Attached to these nanoparticles are tumor-targeting molecules, i.e., transferrin, folic acid, or a single-chain antibody fragment, directed against the transferrin receptor, which bind to their respective receptors that are overexpressed on tumor cells. Thus, when systemically delivered, these particles zero in on both primary tumors and metastases.
“We did not originally call the treatment a nanomedicine, although it actually was. We do now,” she said.
The company performed more preclinical animal studies than it needed for the IND. “Only one relevant species is required for animal models, which are not necessarily large animals,” said Dr. Chang. The key is determining and demonstrating which species is the most relevant for your particular agent, she added. To achieve that, SynerGene conducted numerous preclinical analyses in panels of tissues from mouse, rat, dog, and two monkey species, and found that the pattern of binding of its targeting molecule was most similar between human and mouse tissues.
SynerGene is poised to begin recruiting patients for a Phase I trial for delivery of the p53 tumor suppressor gene in patients with advanced solid tumors, at the The Mary Crowley Medical Research Center, located within the Baylor University Medical Center. The company also anticipates starting a second Phase I trial delivering the RB94 gene at the M.D. Anderson Cancer Center.
SynerGene is also developing gadolinium-encapsulated diagnostic nanoparticles as an MRI contrast agent, which can detect lung cancers 5 to 10 times smaller than currently distinguishable with CT, Dr. Chang reported.

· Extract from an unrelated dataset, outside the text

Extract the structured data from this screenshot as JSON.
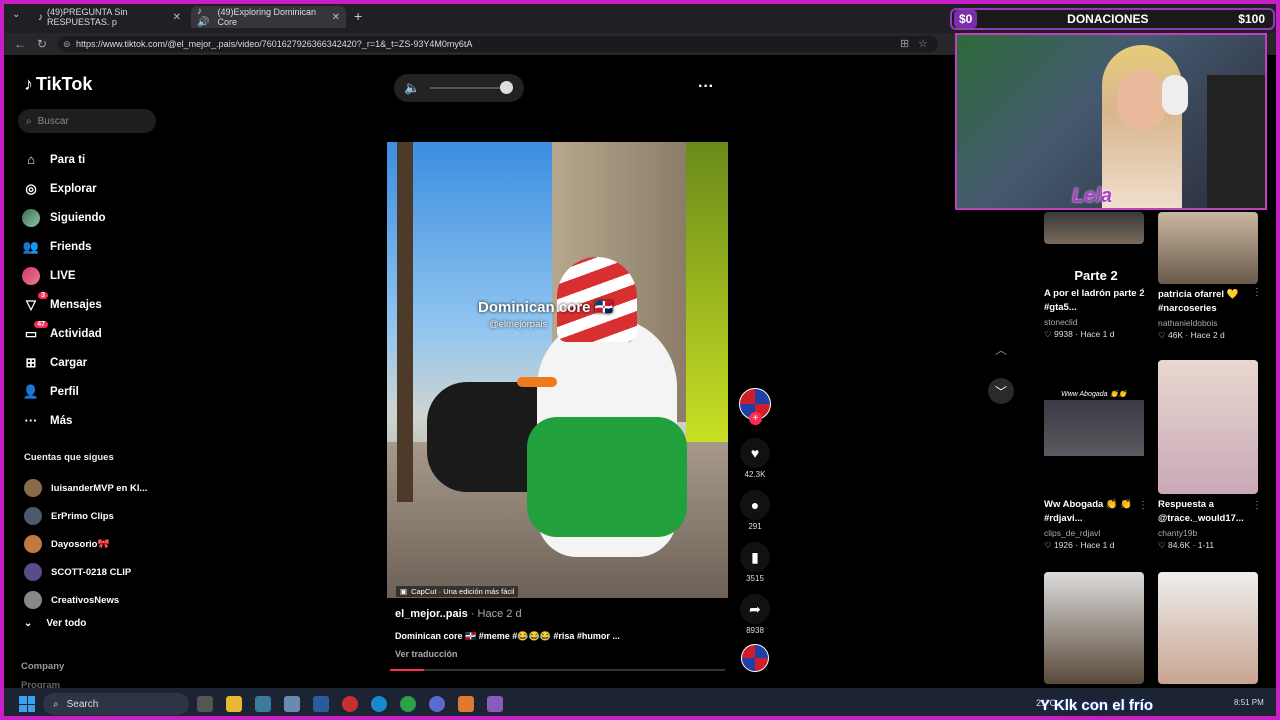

“We worked with consultants to help us meet FDA requirements,” noted Dr. Chang. The expertise of consultants, many of whom have worked at the FDA, is especially important and helpful for academic researchers. “We also had pre-pre-IND meetings early on, which I recommend as they can truly help avoid much pain and suffering. On the whole, our dealings with the FDA have gone smoothly,” she said.
Referring to biotech products in general and not just to those based on nanotechnology, G. Alexander Fleming, M.D, president and CEO of Kinexum (www.kinexum.com) and former group leader of CDER’s metabolism and endocrine drug projects, also stressed the importance of clear pre-IND communication, in light of the fact that drug development is getting harder, riskier, and more expensive. He advised companies to maximize their contact with the FDA by asking concrete and not open-ended questions and making specific proposals.